I am. Kristoffer Patrick Cornils, born on November 17 in 1987 in Buxtehude and, from the beginning to the very end, nothing but a ghost.
I was born in a place which is believed to be fictional and has supposedly never existed, bearing my older brother’s second name as my first. Said name refers to the name of the bearer of Christ, the patron saint of all travellers; the guardian spirit of all the people that are temporarily displaced, like ghosts are permanently.
My life is untimely, too, for I was born into a non-place as a mere reiteration of something different. My older brother’s first name translates to ‘son of solace’ or ‘the youngest’. He meant closure. Before me, there was death. Neither present nor absent. No-one died until I grew up to be five and a half years old. My memory starts there, not three but four days before my mother celebrated the anniversary of her birth. I rolled around toy dinosaurs in the grass of our neighbour’s garden and was scolded for drinking straight out of the bottle. ‘You have a cough’, our neighbour said. ‘You are contagious.’
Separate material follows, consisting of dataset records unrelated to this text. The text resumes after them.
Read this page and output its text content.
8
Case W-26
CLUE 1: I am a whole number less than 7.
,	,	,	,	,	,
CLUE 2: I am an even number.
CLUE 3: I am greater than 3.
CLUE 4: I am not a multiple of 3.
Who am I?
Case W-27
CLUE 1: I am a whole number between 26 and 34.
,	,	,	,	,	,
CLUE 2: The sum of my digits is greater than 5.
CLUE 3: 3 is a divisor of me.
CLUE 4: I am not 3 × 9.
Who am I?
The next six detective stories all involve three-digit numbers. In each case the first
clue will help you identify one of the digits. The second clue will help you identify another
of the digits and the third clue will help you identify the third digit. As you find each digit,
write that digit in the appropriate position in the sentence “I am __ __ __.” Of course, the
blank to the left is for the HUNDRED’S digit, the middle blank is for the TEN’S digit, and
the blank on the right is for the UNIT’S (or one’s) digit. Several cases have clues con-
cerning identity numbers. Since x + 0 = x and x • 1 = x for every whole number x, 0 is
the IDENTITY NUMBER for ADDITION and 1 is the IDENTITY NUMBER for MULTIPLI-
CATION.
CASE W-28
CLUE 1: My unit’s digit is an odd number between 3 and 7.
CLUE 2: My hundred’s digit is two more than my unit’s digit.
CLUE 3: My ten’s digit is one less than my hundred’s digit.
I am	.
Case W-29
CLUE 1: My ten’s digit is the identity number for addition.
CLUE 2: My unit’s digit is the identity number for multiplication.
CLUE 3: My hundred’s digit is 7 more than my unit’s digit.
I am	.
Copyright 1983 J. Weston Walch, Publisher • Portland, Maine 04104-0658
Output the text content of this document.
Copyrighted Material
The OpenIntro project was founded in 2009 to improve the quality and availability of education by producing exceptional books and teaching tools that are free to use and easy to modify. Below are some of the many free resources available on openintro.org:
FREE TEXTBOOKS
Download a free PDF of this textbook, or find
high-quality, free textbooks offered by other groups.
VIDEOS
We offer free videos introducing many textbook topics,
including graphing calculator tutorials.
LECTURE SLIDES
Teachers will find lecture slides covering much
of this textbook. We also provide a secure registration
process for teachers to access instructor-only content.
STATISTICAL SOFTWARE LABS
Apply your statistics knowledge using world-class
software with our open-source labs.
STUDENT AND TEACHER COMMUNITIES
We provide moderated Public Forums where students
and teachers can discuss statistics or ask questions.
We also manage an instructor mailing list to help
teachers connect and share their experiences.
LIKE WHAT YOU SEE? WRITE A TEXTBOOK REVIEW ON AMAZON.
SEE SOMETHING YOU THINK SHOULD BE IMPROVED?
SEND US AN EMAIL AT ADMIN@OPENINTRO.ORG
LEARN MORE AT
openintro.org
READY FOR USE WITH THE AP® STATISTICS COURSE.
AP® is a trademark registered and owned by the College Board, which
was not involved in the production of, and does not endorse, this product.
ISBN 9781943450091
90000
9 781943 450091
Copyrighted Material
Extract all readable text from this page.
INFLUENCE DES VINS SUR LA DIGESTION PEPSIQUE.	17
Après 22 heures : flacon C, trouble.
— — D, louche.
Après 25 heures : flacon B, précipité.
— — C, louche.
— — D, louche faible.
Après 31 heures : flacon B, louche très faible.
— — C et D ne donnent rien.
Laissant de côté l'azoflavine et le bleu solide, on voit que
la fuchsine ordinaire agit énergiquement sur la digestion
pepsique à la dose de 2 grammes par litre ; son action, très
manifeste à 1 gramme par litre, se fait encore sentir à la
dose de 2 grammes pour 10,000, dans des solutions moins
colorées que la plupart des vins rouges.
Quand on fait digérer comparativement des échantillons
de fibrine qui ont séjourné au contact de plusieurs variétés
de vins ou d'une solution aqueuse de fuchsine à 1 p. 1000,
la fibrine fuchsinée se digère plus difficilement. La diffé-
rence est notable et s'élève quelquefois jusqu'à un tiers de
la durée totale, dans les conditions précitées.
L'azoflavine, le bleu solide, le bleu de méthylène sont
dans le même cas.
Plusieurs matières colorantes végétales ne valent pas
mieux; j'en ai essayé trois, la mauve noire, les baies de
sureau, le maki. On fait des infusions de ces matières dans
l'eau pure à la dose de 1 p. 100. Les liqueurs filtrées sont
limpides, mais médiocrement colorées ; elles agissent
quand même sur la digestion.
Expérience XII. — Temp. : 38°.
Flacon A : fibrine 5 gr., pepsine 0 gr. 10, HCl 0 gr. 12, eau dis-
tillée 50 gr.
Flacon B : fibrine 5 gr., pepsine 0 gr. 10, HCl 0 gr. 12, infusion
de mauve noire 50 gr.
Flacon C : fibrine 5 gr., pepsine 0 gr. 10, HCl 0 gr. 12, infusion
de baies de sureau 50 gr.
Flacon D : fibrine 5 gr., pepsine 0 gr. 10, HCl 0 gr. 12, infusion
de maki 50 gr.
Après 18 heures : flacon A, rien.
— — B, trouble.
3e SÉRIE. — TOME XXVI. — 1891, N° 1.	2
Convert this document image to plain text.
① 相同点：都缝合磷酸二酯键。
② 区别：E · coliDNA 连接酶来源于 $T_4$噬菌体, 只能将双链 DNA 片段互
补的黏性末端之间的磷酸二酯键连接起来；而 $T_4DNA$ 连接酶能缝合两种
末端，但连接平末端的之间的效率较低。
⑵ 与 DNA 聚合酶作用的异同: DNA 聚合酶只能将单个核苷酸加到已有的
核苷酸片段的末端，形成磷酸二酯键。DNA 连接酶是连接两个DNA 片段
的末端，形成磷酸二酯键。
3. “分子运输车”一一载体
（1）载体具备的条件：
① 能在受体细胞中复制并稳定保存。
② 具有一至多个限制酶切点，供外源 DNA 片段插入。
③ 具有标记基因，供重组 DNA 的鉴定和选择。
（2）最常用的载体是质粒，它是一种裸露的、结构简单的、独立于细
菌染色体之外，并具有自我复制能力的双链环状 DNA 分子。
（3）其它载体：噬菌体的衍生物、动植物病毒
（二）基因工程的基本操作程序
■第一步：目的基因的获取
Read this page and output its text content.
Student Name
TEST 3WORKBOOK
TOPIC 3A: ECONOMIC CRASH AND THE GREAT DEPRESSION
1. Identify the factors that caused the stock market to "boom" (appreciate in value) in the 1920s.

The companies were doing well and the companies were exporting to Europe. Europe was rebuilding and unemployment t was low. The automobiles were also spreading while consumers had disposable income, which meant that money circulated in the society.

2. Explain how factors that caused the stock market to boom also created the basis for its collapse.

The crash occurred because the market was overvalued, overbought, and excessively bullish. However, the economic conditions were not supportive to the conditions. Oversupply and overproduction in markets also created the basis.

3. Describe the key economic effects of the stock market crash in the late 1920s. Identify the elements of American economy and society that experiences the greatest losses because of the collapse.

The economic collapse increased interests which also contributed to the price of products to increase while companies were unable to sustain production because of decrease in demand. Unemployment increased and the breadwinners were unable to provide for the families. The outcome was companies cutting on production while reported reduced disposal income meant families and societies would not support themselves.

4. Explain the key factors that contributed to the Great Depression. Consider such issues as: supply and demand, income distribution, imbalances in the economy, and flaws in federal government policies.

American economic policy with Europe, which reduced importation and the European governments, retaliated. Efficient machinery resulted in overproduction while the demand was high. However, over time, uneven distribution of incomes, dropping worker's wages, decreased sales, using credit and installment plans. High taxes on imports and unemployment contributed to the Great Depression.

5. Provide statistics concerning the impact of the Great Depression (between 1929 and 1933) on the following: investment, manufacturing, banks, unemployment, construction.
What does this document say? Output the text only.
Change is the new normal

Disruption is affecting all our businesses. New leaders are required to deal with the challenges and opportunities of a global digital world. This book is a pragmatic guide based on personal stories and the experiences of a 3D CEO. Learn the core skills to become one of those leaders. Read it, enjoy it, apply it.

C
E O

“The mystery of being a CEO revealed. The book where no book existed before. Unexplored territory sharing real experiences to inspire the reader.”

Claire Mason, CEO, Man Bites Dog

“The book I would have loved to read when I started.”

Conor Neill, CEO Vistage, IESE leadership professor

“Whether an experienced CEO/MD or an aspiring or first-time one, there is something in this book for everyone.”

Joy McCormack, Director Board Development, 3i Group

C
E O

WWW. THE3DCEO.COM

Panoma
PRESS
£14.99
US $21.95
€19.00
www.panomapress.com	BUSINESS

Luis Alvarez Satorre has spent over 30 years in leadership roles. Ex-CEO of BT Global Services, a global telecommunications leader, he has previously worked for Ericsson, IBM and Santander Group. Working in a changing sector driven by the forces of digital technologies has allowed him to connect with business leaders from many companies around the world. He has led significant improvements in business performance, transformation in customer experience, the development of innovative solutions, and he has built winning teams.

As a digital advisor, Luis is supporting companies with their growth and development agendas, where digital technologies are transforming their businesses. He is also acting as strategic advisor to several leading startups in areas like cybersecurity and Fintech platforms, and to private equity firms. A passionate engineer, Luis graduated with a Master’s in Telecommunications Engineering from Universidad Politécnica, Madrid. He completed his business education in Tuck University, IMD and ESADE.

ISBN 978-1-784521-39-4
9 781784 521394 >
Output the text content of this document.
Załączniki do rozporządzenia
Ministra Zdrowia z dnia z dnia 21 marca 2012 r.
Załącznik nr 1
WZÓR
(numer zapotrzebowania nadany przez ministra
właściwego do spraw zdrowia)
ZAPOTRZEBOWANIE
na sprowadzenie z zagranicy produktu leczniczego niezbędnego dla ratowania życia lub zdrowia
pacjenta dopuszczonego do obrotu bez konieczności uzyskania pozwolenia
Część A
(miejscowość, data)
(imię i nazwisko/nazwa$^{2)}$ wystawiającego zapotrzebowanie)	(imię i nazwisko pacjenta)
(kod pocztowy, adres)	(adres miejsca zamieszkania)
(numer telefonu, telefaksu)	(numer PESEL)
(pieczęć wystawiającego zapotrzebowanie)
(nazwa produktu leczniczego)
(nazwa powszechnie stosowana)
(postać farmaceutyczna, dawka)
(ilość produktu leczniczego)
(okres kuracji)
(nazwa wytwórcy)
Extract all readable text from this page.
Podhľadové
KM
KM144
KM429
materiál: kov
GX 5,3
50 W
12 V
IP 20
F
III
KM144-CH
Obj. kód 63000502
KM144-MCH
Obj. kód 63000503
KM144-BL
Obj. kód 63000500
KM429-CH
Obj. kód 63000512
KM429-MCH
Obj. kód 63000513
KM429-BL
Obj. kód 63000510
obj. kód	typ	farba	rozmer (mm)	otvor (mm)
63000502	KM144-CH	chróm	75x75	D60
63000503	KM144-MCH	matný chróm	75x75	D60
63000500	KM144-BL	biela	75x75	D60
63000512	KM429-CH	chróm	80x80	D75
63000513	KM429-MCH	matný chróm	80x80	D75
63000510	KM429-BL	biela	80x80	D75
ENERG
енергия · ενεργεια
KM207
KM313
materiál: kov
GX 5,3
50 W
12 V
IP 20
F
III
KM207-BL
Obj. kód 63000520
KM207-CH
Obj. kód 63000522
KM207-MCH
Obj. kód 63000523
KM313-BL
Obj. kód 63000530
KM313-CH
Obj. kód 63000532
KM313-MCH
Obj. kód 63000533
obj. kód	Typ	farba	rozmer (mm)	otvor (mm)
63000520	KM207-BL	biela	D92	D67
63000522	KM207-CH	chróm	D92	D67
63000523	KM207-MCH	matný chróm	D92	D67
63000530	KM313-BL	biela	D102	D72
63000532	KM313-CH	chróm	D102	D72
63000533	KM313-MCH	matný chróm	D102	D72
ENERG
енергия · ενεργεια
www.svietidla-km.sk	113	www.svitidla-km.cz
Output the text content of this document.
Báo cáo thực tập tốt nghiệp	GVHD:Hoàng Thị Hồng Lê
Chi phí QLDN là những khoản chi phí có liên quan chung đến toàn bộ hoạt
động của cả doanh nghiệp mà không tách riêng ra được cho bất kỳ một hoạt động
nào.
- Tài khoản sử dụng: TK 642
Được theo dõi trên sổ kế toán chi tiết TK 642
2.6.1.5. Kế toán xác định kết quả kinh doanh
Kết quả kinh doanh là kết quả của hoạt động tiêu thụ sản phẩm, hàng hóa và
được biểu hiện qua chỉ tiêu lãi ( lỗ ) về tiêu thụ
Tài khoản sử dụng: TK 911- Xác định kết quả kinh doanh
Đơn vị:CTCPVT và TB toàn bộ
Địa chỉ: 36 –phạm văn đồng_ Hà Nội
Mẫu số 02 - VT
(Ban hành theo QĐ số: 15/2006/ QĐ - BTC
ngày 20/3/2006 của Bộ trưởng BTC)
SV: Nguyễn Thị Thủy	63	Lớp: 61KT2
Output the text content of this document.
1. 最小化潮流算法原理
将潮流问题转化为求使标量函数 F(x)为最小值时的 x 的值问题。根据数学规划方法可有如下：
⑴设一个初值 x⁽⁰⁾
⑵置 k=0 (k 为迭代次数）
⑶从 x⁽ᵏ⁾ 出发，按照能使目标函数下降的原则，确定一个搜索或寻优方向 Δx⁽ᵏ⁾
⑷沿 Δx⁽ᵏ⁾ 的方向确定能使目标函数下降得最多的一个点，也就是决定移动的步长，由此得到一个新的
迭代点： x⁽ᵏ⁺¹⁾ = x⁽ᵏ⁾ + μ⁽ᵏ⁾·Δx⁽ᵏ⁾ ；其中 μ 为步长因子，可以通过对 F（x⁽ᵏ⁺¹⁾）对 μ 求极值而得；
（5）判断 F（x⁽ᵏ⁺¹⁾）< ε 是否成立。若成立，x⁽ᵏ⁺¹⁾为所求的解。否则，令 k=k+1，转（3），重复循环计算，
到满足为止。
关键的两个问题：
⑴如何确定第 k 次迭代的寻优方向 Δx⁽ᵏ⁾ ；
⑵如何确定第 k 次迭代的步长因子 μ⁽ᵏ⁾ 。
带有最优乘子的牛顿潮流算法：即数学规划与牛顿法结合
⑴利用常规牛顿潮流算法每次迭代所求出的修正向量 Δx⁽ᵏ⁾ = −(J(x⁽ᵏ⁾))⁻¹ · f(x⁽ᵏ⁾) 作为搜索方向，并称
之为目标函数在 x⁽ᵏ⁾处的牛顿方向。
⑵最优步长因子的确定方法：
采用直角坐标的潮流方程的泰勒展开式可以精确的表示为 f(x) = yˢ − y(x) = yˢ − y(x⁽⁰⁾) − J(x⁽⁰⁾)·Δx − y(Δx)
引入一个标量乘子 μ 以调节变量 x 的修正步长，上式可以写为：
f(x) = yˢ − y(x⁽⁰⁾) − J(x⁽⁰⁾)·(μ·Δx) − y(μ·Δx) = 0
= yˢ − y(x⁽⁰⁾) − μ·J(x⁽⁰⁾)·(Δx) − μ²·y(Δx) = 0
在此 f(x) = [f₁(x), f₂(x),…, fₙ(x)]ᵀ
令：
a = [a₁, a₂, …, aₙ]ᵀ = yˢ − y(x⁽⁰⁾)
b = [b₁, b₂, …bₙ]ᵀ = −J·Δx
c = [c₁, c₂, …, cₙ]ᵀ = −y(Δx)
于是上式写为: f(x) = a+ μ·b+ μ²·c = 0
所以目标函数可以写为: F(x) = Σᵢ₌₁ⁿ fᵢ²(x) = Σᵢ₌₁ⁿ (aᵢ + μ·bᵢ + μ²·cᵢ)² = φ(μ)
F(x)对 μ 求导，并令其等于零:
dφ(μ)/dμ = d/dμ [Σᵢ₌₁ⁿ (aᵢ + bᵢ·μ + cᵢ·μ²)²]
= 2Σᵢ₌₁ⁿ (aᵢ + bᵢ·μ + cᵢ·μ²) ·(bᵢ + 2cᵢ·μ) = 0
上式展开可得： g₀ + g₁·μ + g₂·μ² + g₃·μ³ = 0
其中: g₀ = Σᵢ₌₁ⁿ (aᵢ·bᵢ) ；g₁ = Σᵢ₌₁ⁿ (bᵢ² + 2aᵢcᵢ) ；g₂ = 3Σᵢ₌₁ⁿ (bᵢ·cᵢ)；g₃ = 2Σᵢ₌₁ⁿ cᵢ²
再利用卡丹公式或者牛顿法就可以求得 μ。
Maybe that was the exact moment in which those who had given birth to me told them to switch off the machines. Maybe it wasn’t. I will never know, as I did not know back then. Death, on that day, was neither present nor absent.
If that person had not been to die, I would have never been born. He was my other, oldest brother, who was different from three others for he received a name, one which he did not pass on to me. ‘We did not plan to have you,’ my mother once told me, ‘But we were happy that you were healthy.’ I was possible due to the impossibility of others.
Death has many anniversaries. It is all too familiar as it is all too familial. Not only a revenant abstraction, but what I carry in my genes.
I have never lived. Sure, I wandered off wondering what if. But I was just playing then, knowing there is no distinction between what is real and what is virtual. How could I ever die? I am and am not, indefinitely and untimely suspended.
It has been said that we do not grieve for the ones who died, but ultimately ourselves. Like I was when I buried my face in the cushions mourning the death of my oldest friend in the world. He had known me for over 20 years, had borne witness to my being. When he died, a proof of my existence vanished, just like my memories had done. That is ultimately why I buried my face in the cushions. One and a half years after his burial, I returned to the cemetery. They had moved the grave and I could not find it. This witness is indefinitely displaced.
It has also been said that all writing aims at cheating death and that all work is grief work. I write as I work and I work as I write. Do I, then, grieve by immortalising myself? Or do I immortalise myself by grieving? Both. Neither. I indefinitely suspend an already suspended state between being and not being.
I, Kristoffer Patrick Cornils, was born on November 17 in 1987 in Buxtehude as a ghost.